La ciencia de acabar con el guayabo / Historias del cosmos

La ciencia de acabar con el guayabo / Historias del cosmos

Estamos en una época del año que trae dolores de cabeza. La causa: excesos en el consumo de alcohol.

excesos en comida

Los excesos en comida y licor, e incluso el corre corre de las fechas, desencadenan malestares como el guayabo, la indigestión, la intoxicación, las quemaduras y las típicas metidas de pata.

Foto:

Ilustración Fernán Pérez

28 de diciembre 2017 , 10:42 p.m.

Estamos en una de las épocas del año que traen más dolores de cabeza. La causa son los excesos en el consumo de alcohol, que conllevan la veisalgia, comúnmente conocida como guayabo o resaca. Los desagradables síntomas se sufren desde hace mucho tiempo, pues el consumo de alcohol habría comenzado cuando el ser humano aún no existía, en ancestros comunes con chimpancés y gorilas que vivieron hace 10 millones de años.

Desde la ciencia se ha intentado acabar con este habitual y fastidioso problema. Entre los que se emborracharon en pro de encontrar la cura para el guayabo está Humphry Davy, uno de los más grandes científicos del siglo XVIII.

Apasionado por la química, Davy había descubierto algunos de los elementos químicos más reconocidos de la tabla periódica, como el sodio, el potasio, el magnesio, el cloro, el litio y el calcio. A sus escasos 23 años se comenzaron a popularizar las espectaculares conferencias de divulgación científica que realizaba en Londres, para las cuales se pagaban cifras de hasta 1.500 dólares por asistir, y que generaban problemas de tráfico en los alrededores de la Royal Institution, en donde tenían lugar.

Davy realizó experimentos con el óxido nitroso o monóxido de dinitrógeno (N2O), un peculiar gas que se establecía como uno de los más prometedores para el Instituto Neumático Médico. Este instituto fue fundado a finales del siglo XVIII con el objetivo de tratar todo tipo de enfermedades mediante gases, y Davy fue encargado del manejo y la producción de los gases empleados.

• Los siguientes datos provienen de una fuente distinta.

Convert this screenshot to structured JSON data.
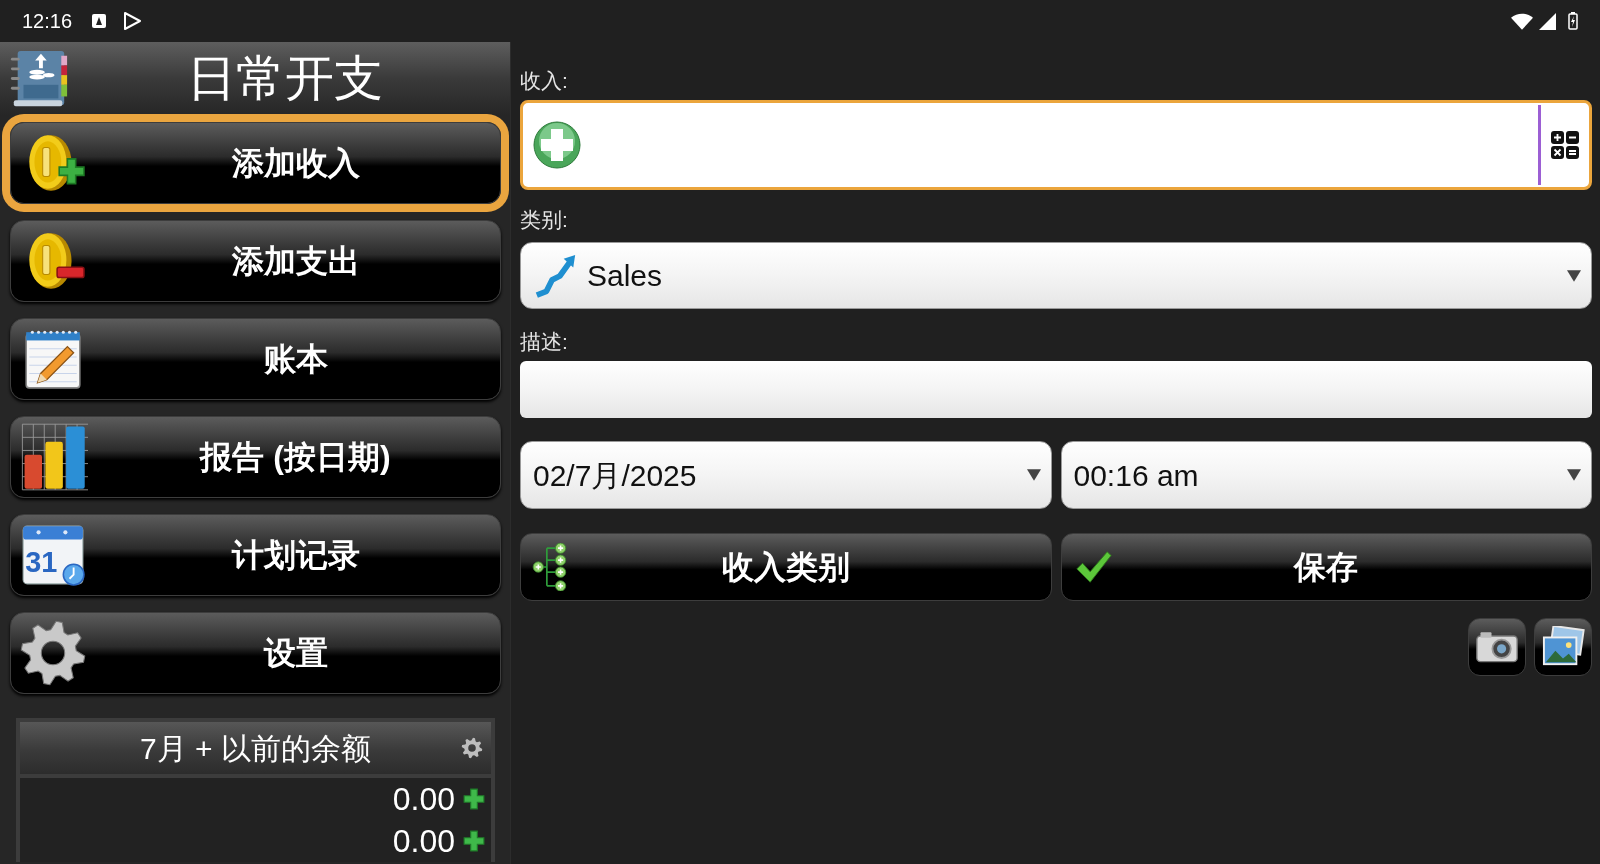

El óxido nitroso se popularizó desde su descubrimiento, en 1775, por producir estados de euforia después de su inhalación, propiedad que llevó a denominarlo gas de la risa. Así mismo se notó que tenía propiedades analgésicas, por lo que fue empleado por dentistas y laboratorios farmacéuticos años después.

Humphry Davy pensó que podría ser útil para aliviar el guayabo y desarrolló una serie de experimentos en su laboratorio, y encontró una disminución en el malestar corporal después de estar horas en una cámara de gas inhalándolo. En varias oportunidades, los experimentos con algunos gases nocivos casi le cuestan la vida.

Más allá de su uso como analgésico y anestésico ocasional, también se emplea como oxidante en motores de carros de carreras y cohetes, para que funcionen a la máxima potencia. Y de aliviar el dolor de cabeza, el gas de la risa pasó a convertirse en todo un dolor de cabeza por ser un poderoso gas de efecto invernadero que en un siglo tendrá un efecto de calentamiento global aproximadamente 300 veces superior al del dióxido de carbono.

SANTIAGO VARGAS
Ph. D. en Astrofísica. Observatorio U. Nal.